It seems to me that our old pro-revolutionary Anarchist literature has ceased to answer the demands of the modern day. Without going now into any discussion as to whether Anarchist literature has ever adequately dealt with the practical application of our ideas, the question at issue now is whether the time has not come for a new and more popular interpretation of our ideas, particularly in light of the World War, the Russian Revolution and the subsequent vital social developments.
I feel that with the almost generally admitted fact of the bankruptcy of Socialism and the growing conviction of the failure of Bolshevism and of revolutionary party dictatorship, the opportunities for Anarchist propaganda have immeasurably increased. People demand to now what Anarchism really is; they want an exposition of our ideas that they can clearly understand; they demand to know how it will work and how it is to come about.
Now, can we refer them to the old Anarchist literature with any hope of their finding there a direct and clear answer to their pressing questions? I personally feel that we cannot.
Because of these considerations, very briefly state here, I have come to the conclusion that what is of the utmost need just now is a new Anarchist literature based particularly on the recent experiences of mankind; on the War, the Russian Revolution, the German Revolution, as well as on the modern development of capitalism and on the new forms that industrialism is assuming in international proportions.

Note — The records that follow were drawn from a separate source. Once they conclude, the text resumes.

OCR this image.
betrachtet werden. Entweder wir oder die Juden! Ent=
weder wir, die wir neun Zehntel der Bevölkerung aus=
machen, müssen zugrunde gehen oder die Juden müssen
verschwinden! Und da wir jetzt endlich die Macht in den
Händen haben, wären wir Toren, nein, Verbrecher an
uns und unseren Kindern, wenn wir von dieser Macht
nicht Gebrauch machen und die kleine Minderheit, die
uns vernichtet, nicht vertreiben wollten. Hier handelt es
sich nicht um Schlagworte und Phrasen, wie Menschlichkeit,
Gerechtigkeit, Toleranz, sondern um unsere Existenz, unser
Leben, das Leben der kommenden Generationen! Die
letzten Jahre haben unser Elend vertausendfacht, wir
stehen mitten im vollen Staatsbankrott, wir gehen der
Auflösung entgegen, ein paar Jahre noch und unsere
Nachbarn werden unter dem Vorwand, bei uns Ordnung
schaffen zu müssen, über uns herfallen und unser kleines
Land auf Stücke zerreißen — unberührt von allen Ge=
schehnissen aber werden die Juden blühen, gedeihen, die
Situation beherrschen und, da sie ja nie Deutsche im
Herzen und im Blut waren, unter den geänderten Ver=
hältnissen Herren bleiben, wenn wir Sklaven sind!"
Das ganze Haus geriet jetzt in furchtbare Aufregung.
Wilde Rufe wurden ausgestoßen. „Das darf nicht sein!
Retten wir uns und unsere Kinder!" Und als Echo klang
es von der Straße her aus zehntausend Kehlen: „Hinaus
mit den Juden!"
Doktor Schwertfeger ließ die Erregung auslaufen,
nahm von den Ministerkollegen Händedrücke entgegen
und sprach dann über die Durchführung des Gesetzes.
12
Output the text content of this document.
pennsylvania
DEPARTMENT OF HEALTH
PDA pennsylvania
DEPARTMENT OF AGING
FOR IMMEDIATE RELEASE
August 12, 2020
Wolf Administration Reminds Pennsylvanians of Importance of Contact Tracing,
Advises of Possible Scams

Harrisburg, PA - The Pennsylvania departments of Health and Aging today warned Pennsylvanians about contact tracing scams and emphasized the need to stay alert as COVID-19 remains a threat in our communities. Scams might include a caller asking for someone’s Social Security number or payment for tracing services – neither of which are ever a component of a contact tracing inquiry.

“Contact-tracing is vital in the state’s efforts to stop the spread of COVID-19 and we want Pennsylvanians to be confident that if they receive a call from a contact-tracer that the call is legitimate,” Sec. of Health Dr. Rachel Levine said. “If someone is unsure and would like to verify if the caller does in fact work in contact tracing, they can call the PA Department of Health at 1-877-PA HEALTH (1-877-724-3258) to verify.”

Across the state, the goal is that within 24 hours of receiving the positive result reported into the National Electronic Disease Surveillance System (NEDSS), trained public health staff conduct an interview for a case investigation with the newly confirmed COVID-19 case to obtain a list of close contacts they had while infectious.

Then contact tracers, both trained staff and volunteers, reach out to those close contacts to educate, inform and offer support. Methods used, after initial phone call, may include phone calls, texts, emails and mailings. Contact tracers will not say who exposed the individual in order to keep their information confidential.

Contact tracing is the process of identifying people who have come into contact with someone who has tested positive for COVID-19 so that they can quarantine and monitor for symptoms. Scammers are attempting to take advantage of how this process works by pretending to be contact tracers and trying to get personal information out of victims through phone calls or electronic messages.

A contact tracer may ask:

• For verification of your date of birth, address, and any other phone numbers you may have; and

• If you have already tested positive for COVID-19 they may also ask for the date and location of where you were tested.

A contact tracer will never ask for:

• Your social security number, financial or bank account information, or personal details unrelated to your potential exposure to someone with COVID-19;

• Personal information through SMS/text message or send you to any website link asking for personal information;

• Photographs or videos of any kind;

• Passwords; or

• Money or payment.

The fundamental spirit of that new literature must deal primarily with the following matters:
1. The Anarchist attitude to modern life in its new political, industrial, agrarian and social aspects;
2. the problem of Anarchist propaganda in view of the new development of capitalism and of the changing relationships between capital and labor;
3. does the modern phase of capitalism justify the old Socialist and Anarchist conception of the meaning of the Social Revolution?